By Charles Haviland
BBC News, Kathmandu
Prachanda has a massive task ahead of him
The elevation of Nepal's chief Maoist, the leader of the former rebels, Prachanda, to the prime ministership is something he could barely have dreamt of just three years ago.
By the early 1980s, with political parties still banned, "The Fierce One" had abandoned his job as a teacher and was operating underground as an outlaw.
Not until 2006 did he appear in public again, after the end of a decade-long Maoist insurgency that cost 13,000 lives.
Whether he retains his war name or reverts to being Pushpa Kamal Dahal, the new prime minister has a massive task ahead of him.
The euphoria surrounding the restoration of democracy two years ago; the successful elections this April; the historic end of the monarchy shortly afterwards - these have been milestones.

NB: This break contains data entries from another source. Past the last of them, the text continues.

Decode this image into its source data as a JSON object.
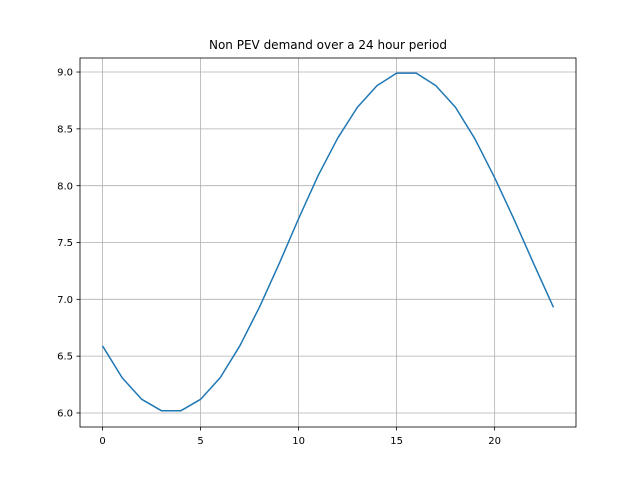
{
  "chart_data": {
    "type": "line",
    "title": "Non PEV demand over a 24 hour period",
    "xlabel": "",
    "ylabel": "",
    "xlim": [
      -1.15,
      24.15
    ],
    "ylim": [
      5.8765,
      9.1235
    ],
    "grid": true,
    "x_ticks": [
      0,
      5,
      10,
      15,
      20
    ],
    "x_tick_labels": [
      "0",
      "5",
      "10",
      "15",
      "20"
    ],
    "y_ticks": [
      6.0,
      6.5,
      7.0,
      7.5,
      8.0,
      8.5,
      9.0
    ],
    "y_tick_labels": [
      "6.0",
      "6.5",
      "7.0",
      "7.5",
      "8.0",
      "8.5",
      "9.0"
    ],
    "series": [
      {
        "color": "#1f77b4",
        "x": [
          0,
          1,
          2,
          3,
          4,
          5,
          6,
          7,
          8,
          9,
          10,
          11,
          12,
          13,
          14,
          15,
          16,
          17,
          18,
          19,
          20,
          21,
          22,
          23
        ],
        "y": [
          6.59,
          6.31,
          6.12,
          6.02,
          6.02,
          6.12,
          6.31,
          6.59,
          6.93,
          7.31,
          7.71,
          8.09,
          8.42,
          8.69,
          8.88,
          8.99,
          8.99,
          8.88,
          8.69,
          8.41,
          8.07,
          7.7,
          7.31,
          6.93
        ]
      }
    ]
  }
}
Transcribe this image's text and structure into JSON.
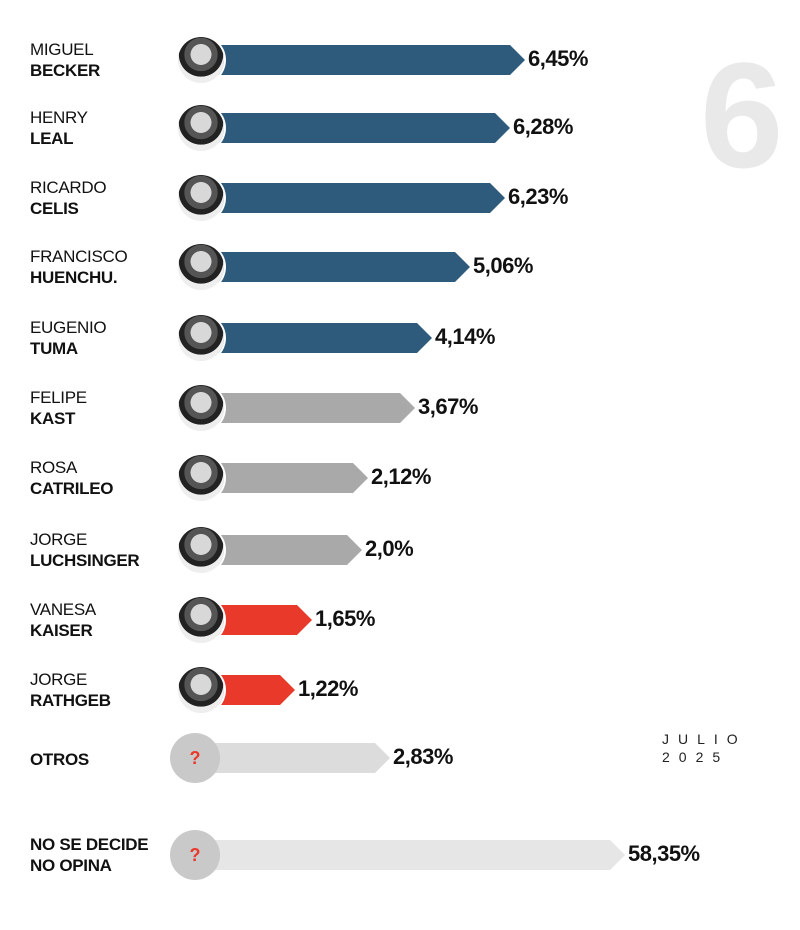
{
  "badge_number": "6",
  "date": {
    "month": "JULIO",
    "year": "2025"
  },
  "colors": {
    "blue": "#2e5b7c",
    "gray": "#a9a9a9",
    "red": "#e8392b",
    "light": "#dcdcdc",
    "lighter": "#e6e6e6"
  },
  "chart_data": {
    "type": "bar",
    "orientation": "horizontal",
    "categories": [
      "MIGUEL BECKER",
      "HENRY LEAL",
      "RICARDO CELIS",
      "FRANCISCO HUENCHU.",
      "EUGENIO TUMA",
      "FELIPE KAST",
      "ROSA CATRILEO",
      "JORGE LUCHSINGER",
      "VANESA KAISER",
      "JORGE RATHGEB",
      "OTROS",
      "NO SE DECIDE NO OPINA"
    ],
    "values": [
      6.45,
      6.28,
      6.23,
      5.06,
      4.14,
      3.67,
      2.12,
      2.0,
      1.65,
      1.22,
      2.83,
      58.35
    ],
    "rows": [
      {
        "first": "MIGUEL",
        "last": "BECKER",
        "label": "6,45%",
        "color": "blue",
        "icon": "candidate-photo"
      },
      {
        "first": "HENRY",
        "last": "LEAL",
        "label": "6,28%",
        "color": "blue",
        "icon": "candidate-photo"
      },
      {
        "first": "RICARDO",
        "last": "CELIS",
        "label": "6,23%",
        "color": "blue",
        "icon": "candidate-photo"
      },
      {
        "first": "FRANCISCO",
        "last": "HUENCHU.",
        "label": "5,06%",
        "color": "blue",
        "icon": "candidate-photo"
      },
      {
        "first": "EUGENIO",
        "last": "TUMA",
        "label": "4,14%",
        "color": "blue",
        "icon": "candidate-photo"
      },
      {
        "first": "FELIPE",
        "last": "KAST",
        "label": "3,67%",
        "color": "gray",
        "icon": "candidate-photo"
      },
      {
        "first": "ROSA",
        "last": "CATRILEO",
        "label": "2,12%",
        "color": "gray",
        "icon": "candidate-photo"
      },
      {
        "first": "JORGE",
        "last": "LUCHSINGER",
        "label": "2,0%",
        "color": "gray",
        "icon": "candidate-photo"
      },
      {
        "first": "VANESA",
        "last": "KAISER",
        "label": "1,65%",
        "color": "red",
        "icon": "candidate-photo"
      },
      {
        "first": "JORGE",
        "last": "RATHGEB",
        "label": "1,22%",
        "color": "red",
        "icon": "candidate-photo"
      },
      {
        "first": "",
        "last": "OTROS",
        "label": "2,83%",
        "color": "light",
        "icon": "question-mark",
        "icon_text": "?"
      },
      {
        "first": "NO SE DECIDE",
        "last": "NO OPINA",
        "label": "58,35%",
        "color": "lighter",
        "icon": "question-mark",
        "icon_text": "?"
      }
    ]
  }
}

The last two years have been full of historic symbolism as the old Hindu kingdom became a secular republic, sweeping away all references to its past, to the delight of some and the dismay of others.
But at the same time, state authority has crumbled so much that many Nepalis are in utter despair.
A sense of anarchy prevails nationwide, so much so that mention of the phrase "the government" tends to elicit scornful sniggers.
Crime and violence have spiralled. The slightest grievance brings people onto the street to demonstrate or blockade. For example, eastern Nepal has been at a complete standstill for six days, called by transport workers in protest at the murder of a bus driver and a broad lack of security.
Not only that. The shortages of petrol, diesel, kerosene and gas are beyond measure because the authorities won't balance the financial books.
There is severe hunger in the hills. There are power cuts at the height of the rainy season. The police appear unable to do little else other than arrest demonstrating Tibetans.
The historic end of the monarchy has been a milestone
The politicians including the Maoists have largely ignored all this, squabbling about ministry allocation for weeks on end and scarcely acknowledging ordinary people' problems.
Luckily most Nepalis are adept at getting on with their lives despite their rulers, so the country has not imploded.
As prime minister, Prachanda will also have to draw together a country which for the past year-and-a-half has been displaying new and worrying fissures along ethnic and regional lines.
As a man who comes from the hills but moved to the southern flatlands as a child, he is only too aware of the widening rift in the south between people of hill origin and the Madhesis -southerners ethnically close to neighbouring Indians who have been campaigning against their marginalisation since late 2006.
Although the new president and his deputy are both Madhesis, the community's sense of grievance persists.
Violence in the south-east bubbles away, with shadowy rebel or criminal groups proliferating and people dying each week.
In July a Roman Catholic priest was killed by a militant Hindu group waging what it called an "anti-Muslim campaign".
In an ethnically complex society, many more regional groups are emerging and clamouring, mostly peacefully, for inclusion.
Perhaps the biggest question is how the Maoists can transform themselves into a party of government.
'Switzerland of Asia'
After the Maoists' surprise but convincing victory in the April elections, their deputy leader admitted to having some "sleepless nights" given the prospect of running the country.
Having promised, extravagantly, to make Nepal into the "Switzerland of Asia", they have encouraged high expectations.
Nepalese traditionalists worry that the former rebels retain a totalitarian bent.
This is a party which still sports Stalin as an icon and praises him - alongside Mao, of course. It has not renounced violence.
There is a widening rift between people of hill origin and the Madhesis
Less than two years ago Prachanda told the BBC Nepali Service: "As a party struggling for the hard-working people, we should not torture anyone, even when someone needs to be eliminated."
Since the election, many accounts have emerged of the way Maoist cadres cheated at the ballot boxes in far-off places, and in May party members killed a businessman inside a military camp.
Yet now could also be the time when the Maoists are given a chance to prove themselves: to show they are serious about the social transformations in whose name they went to war.
They have a very strong presence in the villages, and many now long for them to be able to build on the starts they have made at eroding caste and gender discrimination.
They also promise a more equitable system of land ownership.
This will be a test of other politicians, too: of whether they can shake off their ingrained habit of trying to do down their rivals and prevent others from getting credit for change.
There are still further challenges ahead.
Many people whose near and dear ones died or disappeared during the conflict are awaiting truth and justice. They will want the authorities to provide it.
On a different matter, having a Maoist prime minister may help resolve the future of the 19,000 Maoist former combatants still in camps as part of the UN-assisted peace process.
With a new prime minister and president at last in place, one more task can also get properly under way - the writing of a new constitution by the huge assembly elected in April.
Hitherto its members have complained that the body is being marginalised by the usual coterie of establishment politicians.
There has been enough talking. The work must now begin.